His fourteenth chapter, on the Six Realms of Existence conceived in Buddhist cosmology for all living beings, neatly matches these up with previous chapters on particular heart-mind components. Levine locates analogues “for our varied human existence” as encountered everyday as one moves from an animal or hellish to a godly or hungry-ghost sensibility as we deal with cravings, desires, and moods.
Then, he sidesteps into how the conventional “poisons” of an existence tethered in this realm may show how human personalities follow one of three main types. He finds a positive spin to balance the trio’s conventional negativity. Therefore, a greedy, craving individual might be praised as confident; a hating, aversive person could turn discerning; a deluded, distracted one could show serenity.
Finally, Levine sums up his efforts with a reminder to join compassion with wisdom by a heartfelt program of improvement.
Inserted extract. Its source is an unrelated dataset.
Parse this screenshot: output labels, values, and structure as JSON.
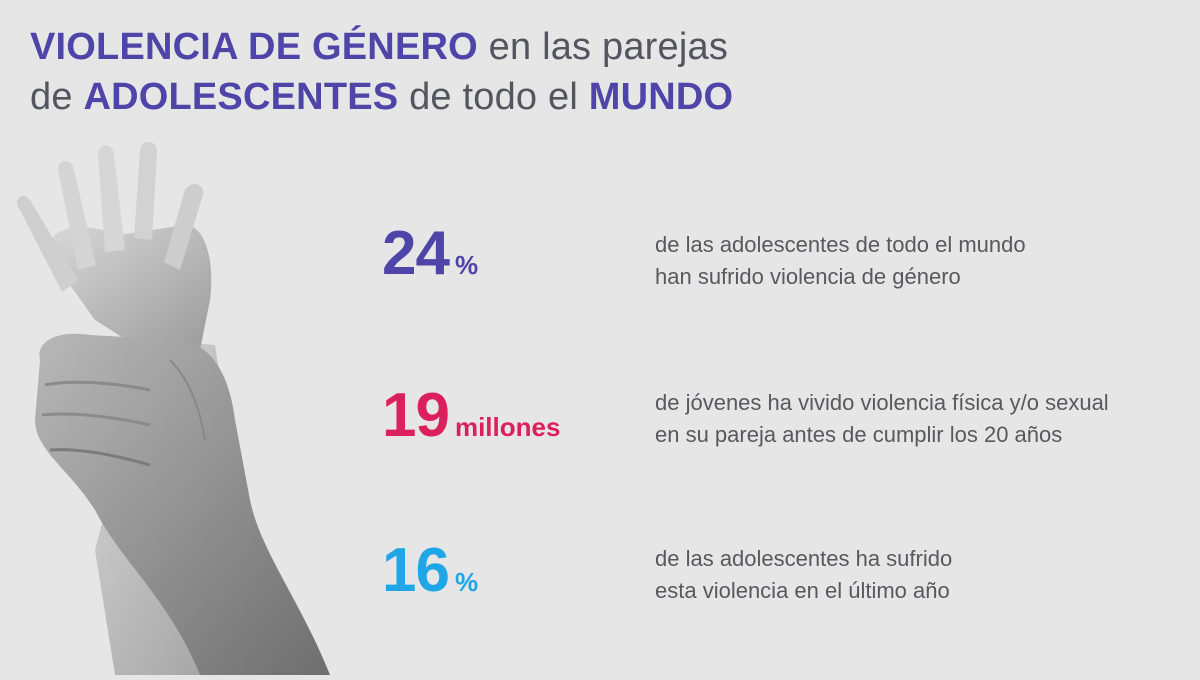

He urges readers to get off the mat and put the dharma into true practice. He reminds his readers, given his American Buddhist orientation, how the dharma must now be enlivened.
While readers perhaps of the generation of Noah’s father may not expect the stance taken by his son, who positions himself more from the street than the retreat, both Levines share an enthusiasm for making Buddhist teachings matter for a Western readership disenchanted with slogans and commodities. Noah Levine, for the children and grandchildren of the Sixties revolution, addresses the betterment of one’s wounded society along with one’s self. By losing the insistence upon that fixed self, after all, he follows his father in agreeing that this latest stage in the revolution begins in one’s heart.
(Posted without the bracketed review links with slight alterations at the New York Journal of Books 4-1-11)
3 comments:
I really enjoyed this review -- very thoughtfully written. I've ordered Noah's book and am eagerly awaiting it later this week, and your review has me even more excited. I'm plagiarizing your phrase, "...get off the mat and put the dharma into true practice." :)
Quite a fine review. Thanks. Picking up my copy of this in the net few days.
Lee and JB, I appreciate your support. I put a lot of effort into this review and to my surprise it came out much more in-depth than I'd expected for what at first glance seems a brief, quick text to sum up. It's profound, and it opens up its teachings gradually.
Reading "Heart," I appreciate how Levine's learning his own lessons and getting deeper into dharma and more into his craft, on paper and on/off the mat, with each book. Taking up "Heart" after his first two books, following his own path in this way enriches their impact.
I recommend "Against the Stream" as a skillful introduction or refresher for the core Buddhist teachings; "Heart's" meant for slightly advanced readers.